Once upon a time, high schools offered some kind of traditional shop class — wood, metals, or both — as an elective to expose young people to tradework. As for the students who signed up, maybe they wanted to be a welder, a woodworker, a machinist, or some other kind of trade worker.
When you look back 30 years ago or so, it was evident that some of those kids would go into those traditional trades, and another group of more science-oriented kids might be interested in the engineering aspects of those same fields. It was an either-or situation, and educators didn’t do a lot to inspire careers in the trade industry.
Part of the problem was that everyone thought foreign companies would “catch up” or “pass-up” the U.S. in terms of technology and everything else. But now, it’s become obvious that we’ve maintained an advantage over foreign competition. Now, overall, we’re in a period of growth, especially for the next generation of metals manufacturing engineers — jobs that combine the best of those two seemingly separate worlds established so long ago: trade, and engineering.
Back in the day, high-school shop classes were one of the most inspirational experiences for young people interested in pursuing engineering or trade work. But unfortunately, when budgets (and curriculum) get cut, they were the first classes to go. All of those classes — which teach young people how to make things that people buy, design, engineer, or manufacture — are so important, when you take them out of the curriculum, young people aren’t left with any real inspiration tied to those fields. Beyond classroom experience, there isn’t much opportunity at that age to try on a new hobby.

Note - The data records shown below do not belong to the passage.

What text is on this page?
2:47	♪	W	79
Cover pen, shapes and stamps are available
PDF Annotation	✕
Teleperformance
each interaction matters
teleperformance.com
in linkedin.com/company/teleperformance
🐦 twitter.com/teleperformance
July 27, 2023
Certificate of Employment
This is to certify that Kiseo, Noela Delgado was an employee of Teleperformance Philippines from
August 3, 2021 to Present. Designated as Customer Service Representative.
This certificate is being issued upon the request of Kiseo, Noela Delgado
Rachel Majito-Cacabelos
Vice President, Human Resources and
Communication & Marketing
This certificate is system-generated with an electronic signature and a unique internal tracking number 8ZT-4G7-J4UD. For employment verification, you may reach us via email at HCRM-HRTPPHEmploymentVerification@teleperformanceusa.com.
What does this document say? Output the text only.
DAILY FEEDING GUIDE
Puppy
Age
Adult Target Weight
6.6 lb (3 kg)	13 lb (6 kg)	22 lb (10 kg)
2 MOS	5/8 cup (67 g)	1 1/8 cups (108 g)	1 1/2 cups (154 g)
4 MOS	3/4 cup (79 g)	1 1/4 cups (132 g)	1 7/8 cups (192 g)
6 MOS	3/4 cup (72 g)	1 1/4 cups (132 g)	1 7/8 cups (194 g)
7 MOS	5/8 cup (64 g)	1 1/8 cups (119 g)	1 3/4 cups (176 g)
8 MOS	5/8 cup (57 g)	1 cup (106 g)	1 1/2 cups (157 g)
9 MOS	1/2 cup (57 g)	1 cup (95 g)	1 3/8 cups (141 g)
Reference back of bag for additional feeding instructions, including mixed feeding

The good news is, in the last five years or so, the need for people in tech-related trades has grown stronger than ever. So long as there is technology and industry, we will continue to need to build things, manufacture things, design, and engineer things. As we move further into the 21st century, there’s an infiltration of technology, and just as it’s infiltrated our lives, it’s infiltrated our industries. The use of robotics to run efficient operations has been part of the success story of American manufacturing. For years, there was a vacuum of people going into those fields, because they weren’t given exploratory or experiential opportunities in high school. Now, the tides are changing. And what the rapidly changing world needs more than anything is a diversity of people across all fields of study.
Opportunities on the rise
The reason it’s so critical that we have people enter into this field is because it’s growing exponentially. As an added perk, it’s fun — and by the way, it pays well, too! After decades of decline, we’re starting to see the resurgence of interest return to the world of manufacturing. It’s a feel-good story: Metals manufacturing is alive and well, robust and fun, and there are long careers to be had. From welders and machinists to engineers, industries like ours offer a full spectrum of opportunities, from working with your hands to working with your mind, and everywhere in between.